Lucky likes to fly in planes. Especially the tiny ones like her old toys. It’s just all the people she has to sit next to and watch while they walk past her. To try to imagine what life is like to them, moment by moment, trapped in those lives. She wants to be the space in between them, empty.
She wants to fly in that empty space. But without a plane. With closed eyes. Riding the Kundalini up her spine and out into orgasmic clouds bursting with sunsets and piccolos.
She wants to be a bird singing staccato. In her dreams, she always shows other people how to fly. They never know how, and they rarely learn. She wants to hit them. To sequester them in a dungeon of their dreams by using the look in her eye, and the mezzo in her voice.
Lucky thinks of love. Lucky doesn’t like to think of love. She opens the suitcase and snaps it shut. She opens it again, and snaps it. Lucky hates love. Other people oozing in. Like sweat into her pores, like ejaculation into her vagina, like spit into her tongue, like their pee splashing up, lingering, their poo to clean up if they get old.
It’s like they become you, and you can’t keep them out of yourself.
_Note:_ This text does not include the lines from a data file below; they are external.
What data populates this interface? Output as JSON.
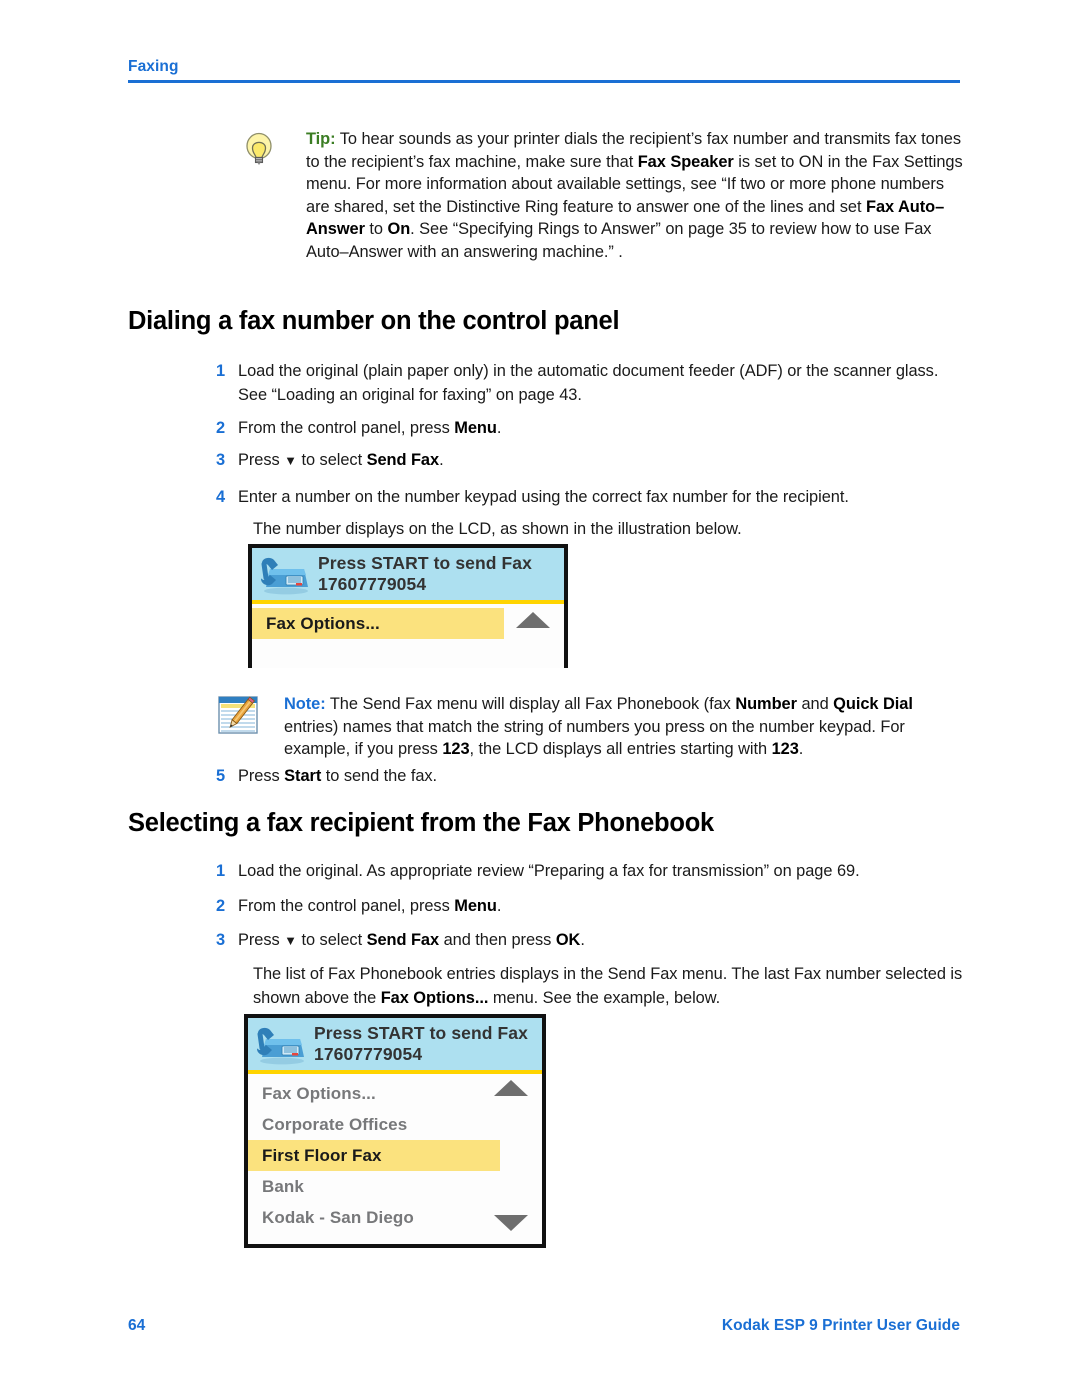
{
  "running_header": {
    "label": "Faxing"
  },
  "tip": {
    "icon": "lightbulb-icon",
    "label": "Tip:",
    "text_1": " To hear sounds as your printer dials the recipient’s fax number and transmits fax tones to the recipient’s fax machine, make sure that ",
    "bold_1": "Fax Speaker",
    "text_2": " is set to ON in the Fax Settings menu. For more information about available settings, see “If two or more phone numbers are shared, set the Distinctive Ring feature to answer one of the lines and set ",
    "bold_2": "Fax Auto–Answer",
    "text_3": " to ",
    "bold_3": "On",
    "text_4": ". See “Specifying Rings to Answer” on page 35 to review how to use Fax Auto–Answer with an answering machine.” ."
  },
  "section_dialing": {
    "title": "Dialing a fax number on the control panel",
    "steps": [
      {
        "num": "1",
        "text_1": "Load the original (plain paper only) in the automatic document feeder (ADF) or the scanner glass. See “Loading an original for faxing” on page 43."
      },
      {
        "num": "2",
        "text_1": "From the control panel, press ",
        "bold_1": "Menu",
        "text_2": "."
      },
      {
        "num": "3",
        "text_1": "Press ",
        "glyph": "▼",
        "text_2": " to select ",
        "bold_1": "Send Fax",
        "text_3": "."
      },
      {
        "num": "4",
        "text_1": "Enter a number on the number keypad using the correct fax number for the recipient."
      },
      {
        "num": "5",
        "text_1": "Press ",
        "bold_1": "Start",
        "text_2": " to send the fax."
      }
    ],
    "paragraph_after_step4": "The number displays on the LCD, as shown in the illustration below."
  },
  "lcd_one": {
    "icon": "fax-machine-icon",
    "header_line_1": "Press START to send Fax",
    "header_line_2": "17607779054",
    "rows": [
      {
        "label": "Fax Options...",
        "highlighted": true
      }
    ],
    "scroll_up_icon": "triangle-up-icon",
    "colors": {
      "header_bg": "#ade0f0",
      "divider": "#ffd400",
      "highlight": "#fbe27e",
      "border": "#111111"
    }
  },
  "note": {
    "icon": "notepad-pencil-icon",
    "label": "Note:",
    "text_1": "  The Send Fax menu will display all Fax Phonebook (fax ",
    "bold_1": "Number",
    "text_2": " and ",
    "bold_2": "Quick Dial",
    "text_3": " entries) names that match the string of numbers you press on the number keypad. For example, if you press ",
    "bold_3": "123",
    "text_4": ", the LCD displays all entries starting with ",
    "bold_4": "123",
    "text_5": "."
  },
  "section_selecting": {
    "title": "Selecting a fax recipient from the Fax Phonebook",
    "steps": [
      {
        "num": "1",
        "text_1": "Load the original. As appropriate review “Preparing a fax for transmission” on page 69."
      },
      {
        "num": "2",
        "text_1": "From the control panel, press ",
        "bold_1": "Menu",
        "text_2": "."
      },
      {
        "num": "3",
        "text_1": "Press ",
        "glyph": "▼",
        "text_2": " to select ",
        "bold_1": "Send Fax",
        "text_3": " and then press ",
        "bold_2": "OK",
        "text_4": "."
      }
    ],
    "paragraph_1": "The list of Fax Phonebook entries displays in the Send Fax menu. The last Fax number selected is shown above the ",
    "paragraph_bold": "Fax Options...",
    "paragraph_2": " menu. See the example, below."
  },
  "lcd_two": {
    "icon": "fax-machine-icon",
    "header_line_1": "Press START to send Fax",
    "header_line_2": "17607779054",
    "rows": [
      {
        "label": "Fax Options...",
        "highlighted": false
      },
      {
        "label": "Corporate Offices",
        "highlighted": false
      },
      {
        "label": "First Floor Fax",
        "highlighted": true
      },
      {
        "label": "Bank",
        "highlighted": false
      },
      {
        "label": "Kodak - San Diego",
        "highlighted": false
      }
    ],
    "scroll_up_icon": "triangle-up-icon",
    "scroll_down_icon": "triangle-down-icon"
  },
  "footer": {
    "page_number": "64",
    "guide_title": "Kodak ESP 9 Printer User Guide"
  }
}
She wants to be empty, just herself, no one else. She knows she has to push against that tendency with loud grunts in order to get over it, tries to watch lots and lots of documentaries, tries to dream herself into other people for practice, tries to study her tenants, and spy on her housekeeper while doing “emotional and mental experiments” on her.
She has to differentiate herself, to be born.
The thing is, Lucky loves the tiny kisses in the ears, the beaks between the lips, the muscles of the singers, the lying to each other, the lying to your selves. The belief that something actually might work out between people.
She notices a sound of running water from the bathroom down in the floor above her, which had escaped her attention, coming into the forefront of her mind. She tries to gauge how long it’s been running, and how serious it is.
“Something not right... It’s Narwhal’s hair-demons again, I knew it! They want to huff the Draino. They’ll do anything to clog up the plumbing in order to get that Draino. Narwhal’s got to go when I get back from my trip.”
She decides someone will figure it out after she leaves, how to stop the water overflowing and dripping down. She has other things, important things, to do. She calls it Opera.
Lucky has read, though not from cover to cover, the books about how we are all one. We are supposed to feel that concept when we meditate at our yoga classes. And we are supposed to like it. In yoga class, we are supposed to not be thinking about pulling down our black leotards, which are too revealing. They should be clothes that can fuzz the appearance, loose, with patterns, to fool the eye away from the rolls. She glares, focuses her best “heroine to watch” face sideways.
The yoga classes didn’t help fix her Kundalini misalignment. As she is a lady of such hot-headed nature, instead of the center of her spine, the life force liberated when she fell in the oubliette crawled up searingly sideways, along the right side of her spine, in the pathway known throughout the ages as the pingala, the fire-hot, red-bitch witch.